The hero is John Tavares, who seemed to do four or five complete circuits of the offensive zone before squeezing one past Andrei Vasilevskiy. Tavares signed a US$77-million contract when he joined the Leafs five years ago. He just earned it.
What did it for them? Luck, mostly, along with some pluck and a bit of selective hearing loss.
Looking back on it now, the Leafs people love to hate could not have won this series. They’d have found a way to lose it in five. This team is some new sort of Maple Leafs.
Playing against the most successful franchise in modern hockey, the Leafs brought their backup goalie and a crushing weight of expectation. It wouldn’t be true to say that none of their biggest stars had ever showed up in the playoffs, but they were the Polk-A-Roo of the NHL – we’d never seen them all playing together.
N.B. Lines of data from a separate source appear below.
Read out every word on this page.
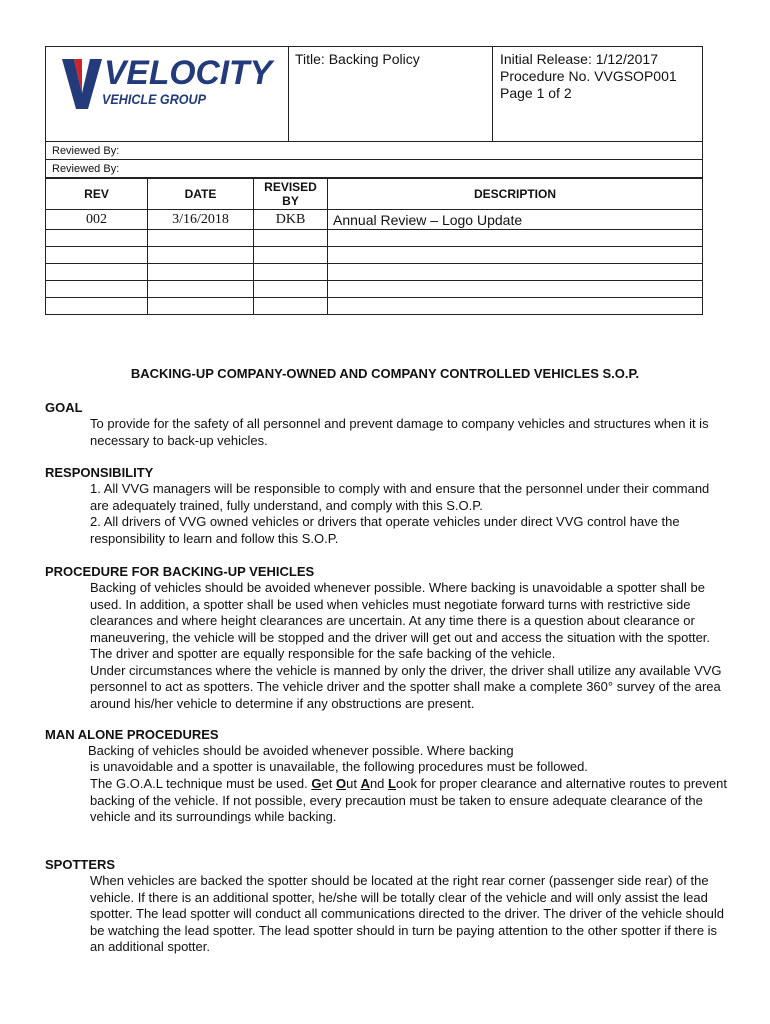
VELOCITY
VEHICLE GROUP
Title: Backing Policy	Initial Release: 1/12/2017
Procedure No. VVGSOP001
Page 1 of 2
Reviewed By:
Reviewed By:
REV	DATE	REVISED BY	DESCRIPTION
002	3/16/2018	DKB	Annual Review – Logo Update

BACKING-UP COMPANY-OWNED AND COMPANY CONTROLLED VEHICLES S.O.P.
GOAL

To provide for the safety of all personnel and prevent damage to company vehicles and structures when it is necessary to back-up vehicles.

RESPONSIBILITY

1. All VVG managers will be responsible to comply with and ensure that the personnel under their command are adequately trained, fully understand, and comply with this S.O.P.

2. All drivers of VVG owned vehicles or drivers that operate vehicles under direct VVG control have the responsibility to learn and follow this S.O.P.

PROCEDURE FOR BACKING-UP VEHICLES

Backing of vehicles should be avoided whenever possible. Where backing is unavoidable a spotter shall be used. In addition, a spotter shall be used when vehicles must negotiate forward turns with restrictive side clearances and where height clearances are uncertain. At any time there is a question about clearance or maneuvering, the vehicle will be stopped and the driver will get out and access the situation with the spotter. The driver and spotter are equally responsible for the safe backing of the vehicle.

Under circumstances where the vehicle is manned by only the driver, the driver shall utilize any available VVG personnel to act as spotters. The vehicle driver and the spotter shall make a complete 360° survey of the area around his/her vehicle to determine if any obstructions are present.

MAN ALONE PROCEDURES
Backing of vehicles should be avoided whenever possible. Where backing
is unavoidable and a spotter is unavailable, the following procedures must be followed.

The G.O.A.L technique must be used. Get Out And Look for proper clearance and alternative routes to prevent backing of the vehicle. If not possible, every precaution must be taken to ensure adequate clearance of the vehicle and its surroundings while backing.

SPOTTERS

When vehicles are backed the spotter should be located at the right rear corner (passenger side rear) of the vehicle. If there is an additional spotter, he/she will be totally clear of the vehicle and will only assist the lead spotter. The lead spotter will conduct all communications directed to the driver. The driver of the vehicle should be watching the lead spotter. The lead spotter should in turn be paying attention to the other spotter if there is an additional spotter.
Toronto was absolutely clobbered in the first game of the series. The goalie, Ilya Samsonov, allowed six goals in two periods. Afterward, he gave an honest, vulgar description of his play. Then he was rarely heard from again.
Their agitator, Michael Bunting, pulled a Nazem Kadri, trying to decapitate an opponent within ten feet of an official and was suspended for three games. At the moment, more than a few people wondered if that was the last time he’d ever dress as a Leaf.
Right then, you knew how this was going to go – a lot of tough talk about new attitudes, followed by a week-long swoon as soon as Tampa put a shoulder into them. The Lightning were winning a series they looked only half-interested in being in.
The Leafs should have lost Game 3, where they trailed by a goal with less than a minute to play.
They absolutely should have lost Game 4, where they played ten minutes of a 60-minute game and roped back a three-goal deficit.
All of a sudden, it looked like the Leafs stars started a side chat on the team Slack channel: ‘shud we try??’
After a flat and affectless regular season, Morgan Rielly began imposing himself. And after years being told he was the next big thing, Auston Matthews decided to become the current big thing. It wasn’t that anybody did anything unusual. Instead, everybody did the thing they were supposed to be doing.
There were a half-dozen opportunities to wander off into the media thicket and begin hacking away. Should Samsonov be benched? Was Bunting a liability? Is Toronto tough enough? What does Tampa coach Jon Cooper mean when he says “manipulate” that way? Why do the referees hate us?
You could have easily seen the Leafs spotting a shiny object and running over to paw at it to the delight of everyone who loves and hates them (often the same people).
But Toronto didn’t do that. They refused to give the bad answer to the leading question. They didn’t go off on any rhetorical switchbacks about how much they did or didn’t care about losing. Nobody did anything kooky after a big win.
In a strange way, it was the least exciting series the Leafs have played in years. Maybe they should have a little think on what that means.
This victory will be celebrated in Toronto like it matters, because who knows? It might be 20 more years before it happens again. That’s statistically improbable, but the Leafs are sporting proof that numbers can lie.
All that’s concretely been accomplished as of right now is a retrenching of the status quo. Winning this round means Leafs GM Kyle Dubas can be re-signed to a long-term deal. (You could feel Dubas’ relief postgame where he looked like he was trying to tackle other Leafs’ executives to the ground).
It means nobody will be shouting at the executive to trade away some of the (Occasionally) Fab Four. No one will have to spend the entire off-season fretting about whether the next goalie will be more expensive and less good.
What this means for the Leafs is stability. Absent any calamities, you are already looking at the 2023-24 Toronto Maple Leafs. Whatever happens in the next round against Boston or Florida is icing on a cake that’s already done.
It’s a bit sad, actually. A great deal of the fun of covering and following the Leafs is the soap opera of it all, the constant upheaval, the giddy sense of disequilibrium. For now at least, that’s gone.
Now that the Leafs aren’t a basket case, what are they exactly? They aren’t bad, but they’re also not good in any provable way. They’re somewhere in between.
Matthews captured this duality in his initial postgame reaction: “This is a small step in where we’re trying to go. But obviously, this is a big one for us.”
It’s probable that even the Leafs don’t know what they are yet. Now that they’ve shrugged off history, they can start to find out.